As the final set of scripts we explore a handler for dealing with lists of TIDs instead of just a beginning and an ending one. We will use it for only two, however, just to illustrate. Although AppleScript’s text item delimiters are literally a list of one or more strings as was mentioned above, current versions of AppleScript process only the first item of a list and ignore any others, present or not. If AppleScript’s text item delimiters was set to {“tid-1”, “tid-2”} only “tid-1” would be processed. The following is an example by Jon Nathan of a script for processing multiple delimiters.

The handler below depends on the technique of inserting a string not likely to be encountered in any real text, like “?|?” for example, as a marker for each of the delimiters in the given list to be processed, and then replaces the markers with the saved TIDs. To accomplish this, the handler that does it runs through a repeat loop, inserting the marker in place of each delimiter, and then, having marked them all, the handler replaces the markers with the original delimiters.

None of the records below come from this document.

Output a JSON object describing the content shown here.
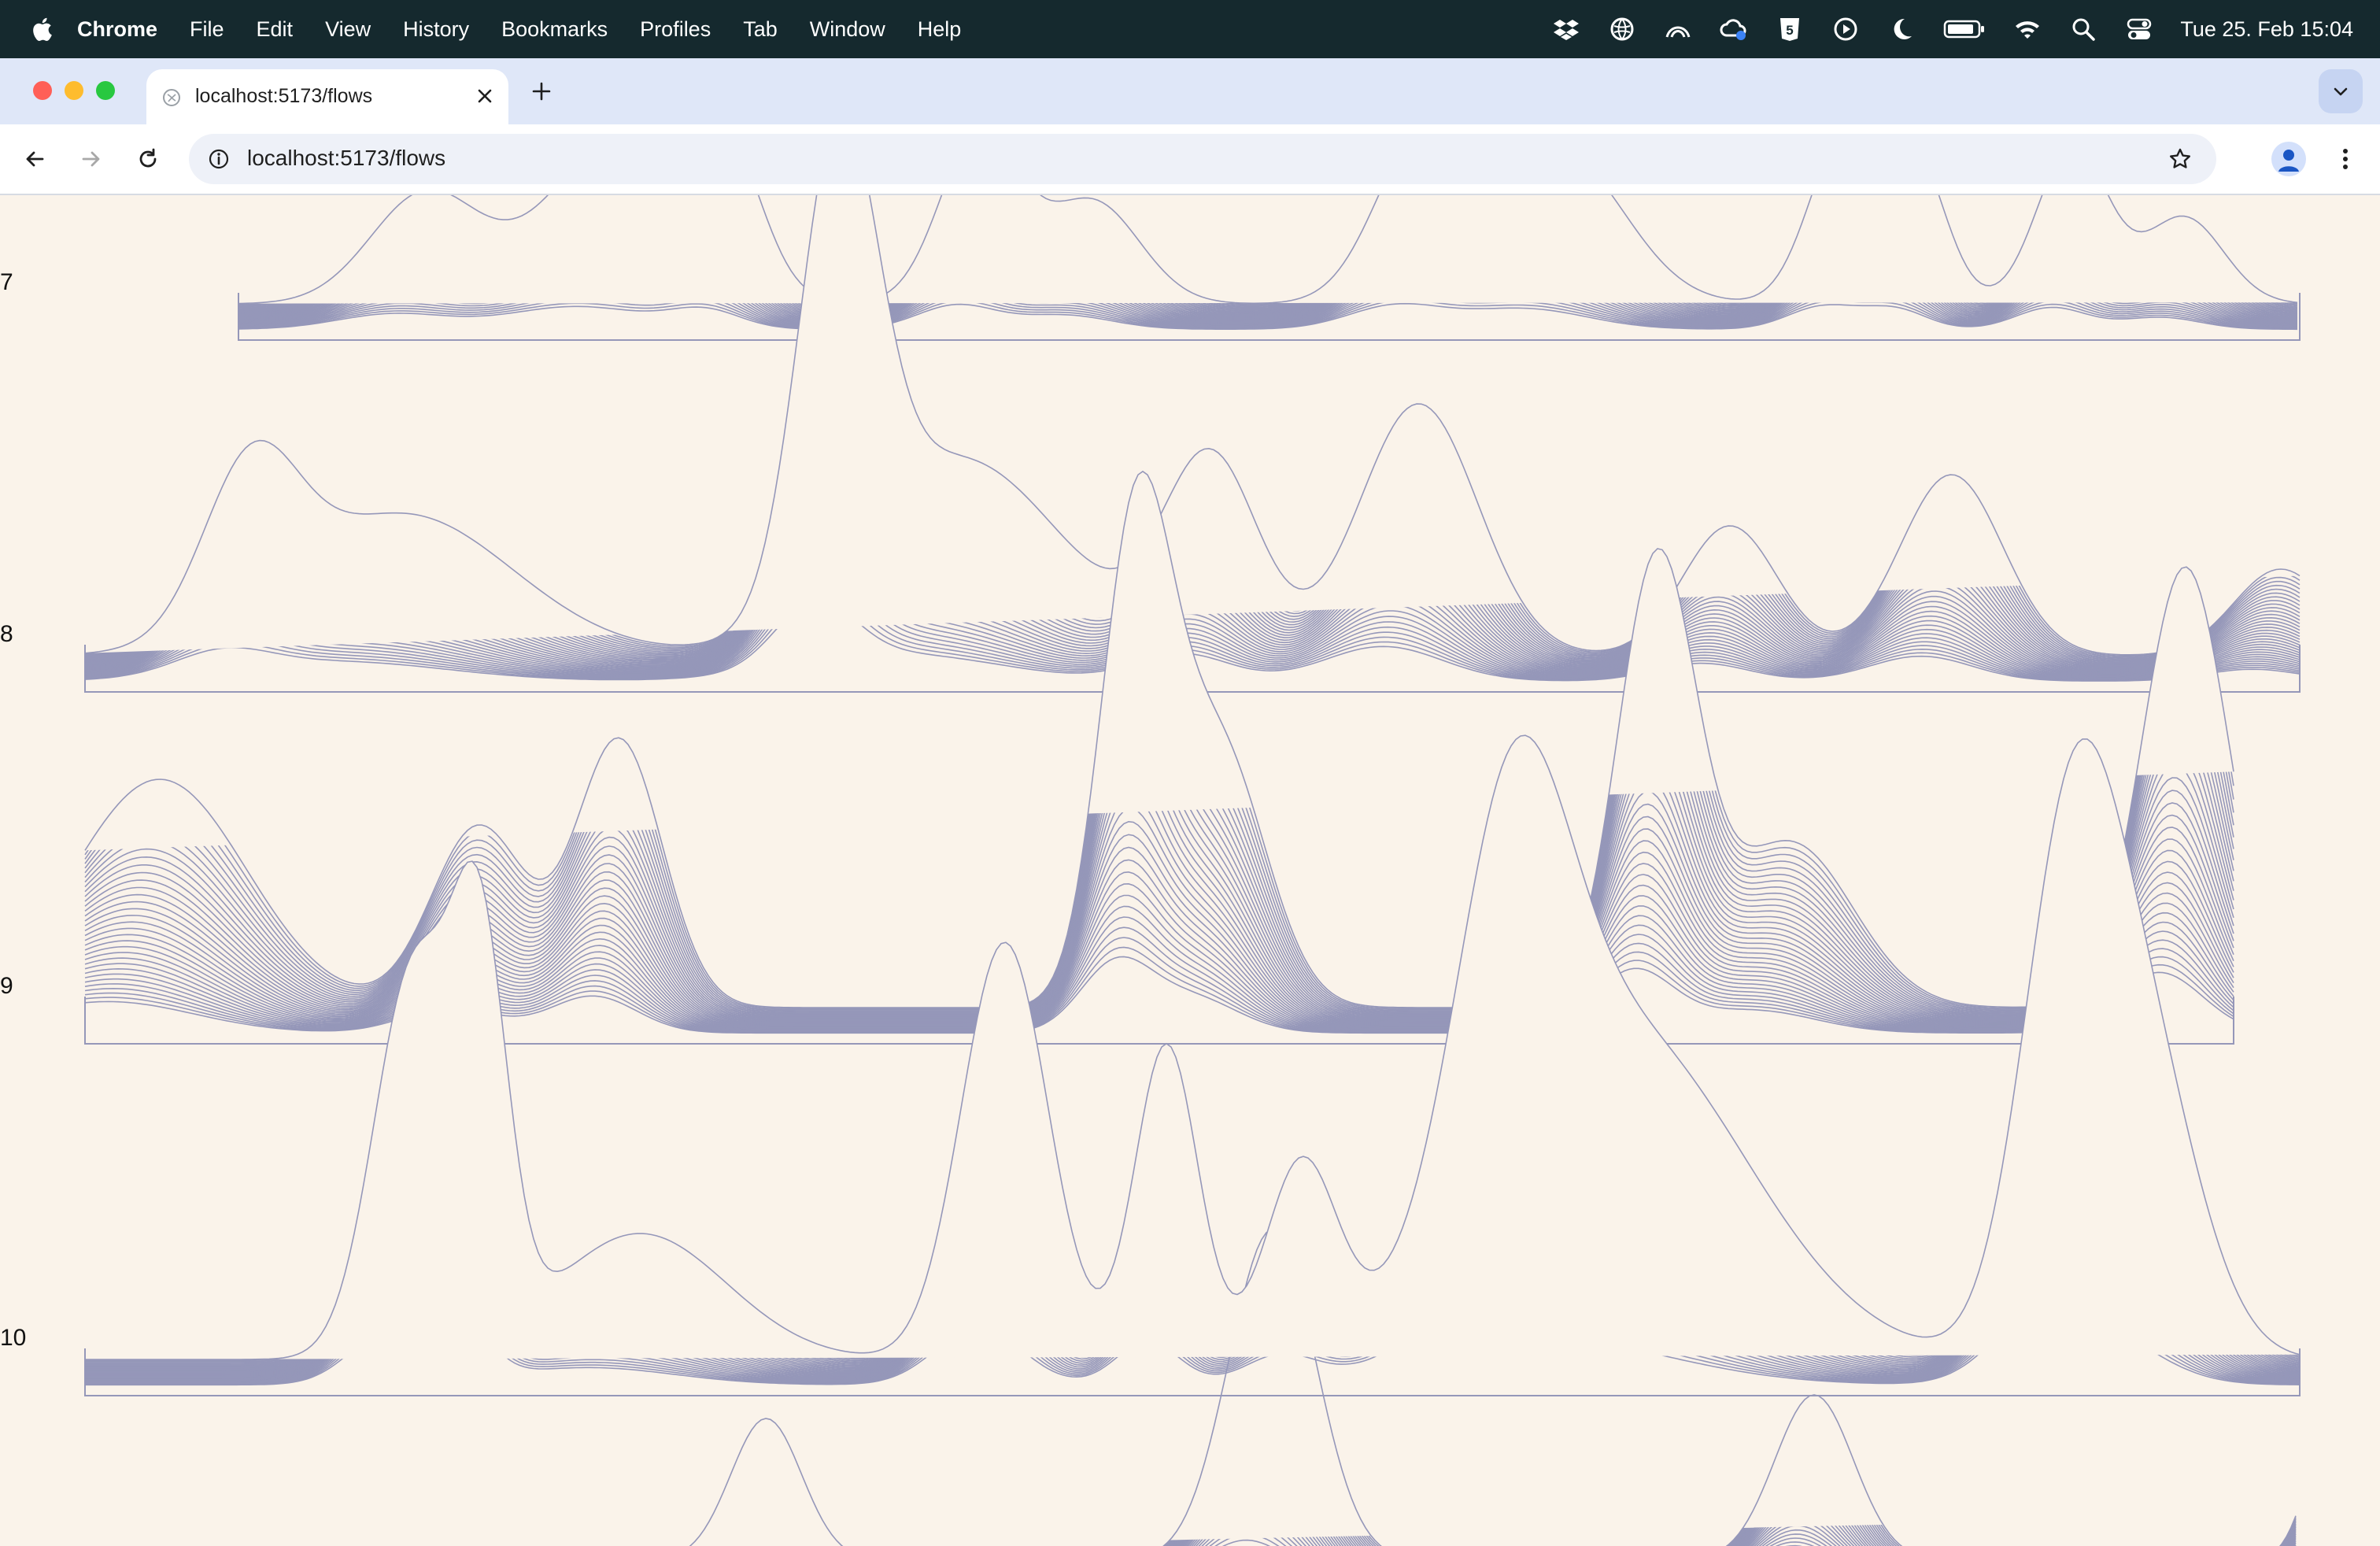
{
  "menubar": {
    "app_name": "Chrome",
    "items": [
      "File",
      "Edit",
      "View",
      "History",
      "Bookmarks",
      "Profiles",
      "Tab",
      "Window",
      "Help"
    ],
    "status_icons": [
      "dropbox-icon",
      "globe-app-icon",
      "arc-icon",
      "cloud-sync-icon",
      "five-app-icon",
      "play-circle-icon",
      "moon-icon",
      "battery-icon",
      "wifi-icon",
      "search-icon",
      "control-center-icon"
    ],
    "clock": "Tue 25. Feb  15:04"
  },
  "browser": {
    "tab_title": "localhost:5173/flows",
    "url": "localhost:5173/flows",
    "colors": {
      "tabstrip": "#dfe7f8",
      "close": "#ff5f57",
      "minimize": "#febc2e",
      "maximize": "#28c840"
    }
  },
  "page": {
    "row_labels": [
      "7",
      "8",
      "9",
      "10"
    ],
    "line_color": "#9597b9",
    "background": "#faf3ea"
  }
}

set the_string to "This is a string: with_multiple delimiters."
set the_delims to {":", "_"}
my multi_atid_split(the_string, the_delims)
--> {"This is a string", " with", "multiple delimiters."}

on multi_atid_split(the_string, the_delims)
	-- store the originals and set up the marker.
	set {OLD_delim, _marker_} to {AppleScript's text item delimiters, "?|?"}
	-- process each of the delimiters in the_delims replacing each with the  _marker_
	repeat with this_delim in the_delims
		my atid(this_delim) -- see the handler that follows
		set the_string to text items of the_string
		my atid(_marker_)
		set the_string to text items of the_string as string
	end repeat
	-- At this point our text looks like this:
	-- "This is a string?|? with?|?multiple delimiters."
	my atid(_marker_) -- now get the markers out
	set the_string to text items of the_string
	my atid(OLD_delim) -- rebuild with the originals
	return the_string
end multi_atid_split

-- This 3-line handler saves a lot of typing.
on atid(the_delim)
	set AppleScript's text item delimiters to the_delim
end atid

This can be useful too when removing extraneous characters from text. Suppose we had phone numbers in a number of formats and for our database, we wanted a simple string of numbers including the area code but without parentheses, dashes or spaces in it. The following script does this for a sampling of four phone numbers (in the North American style) with and without area codes. It would be easy to modify it to accept a single phone number and clean out the characters we didn’t want.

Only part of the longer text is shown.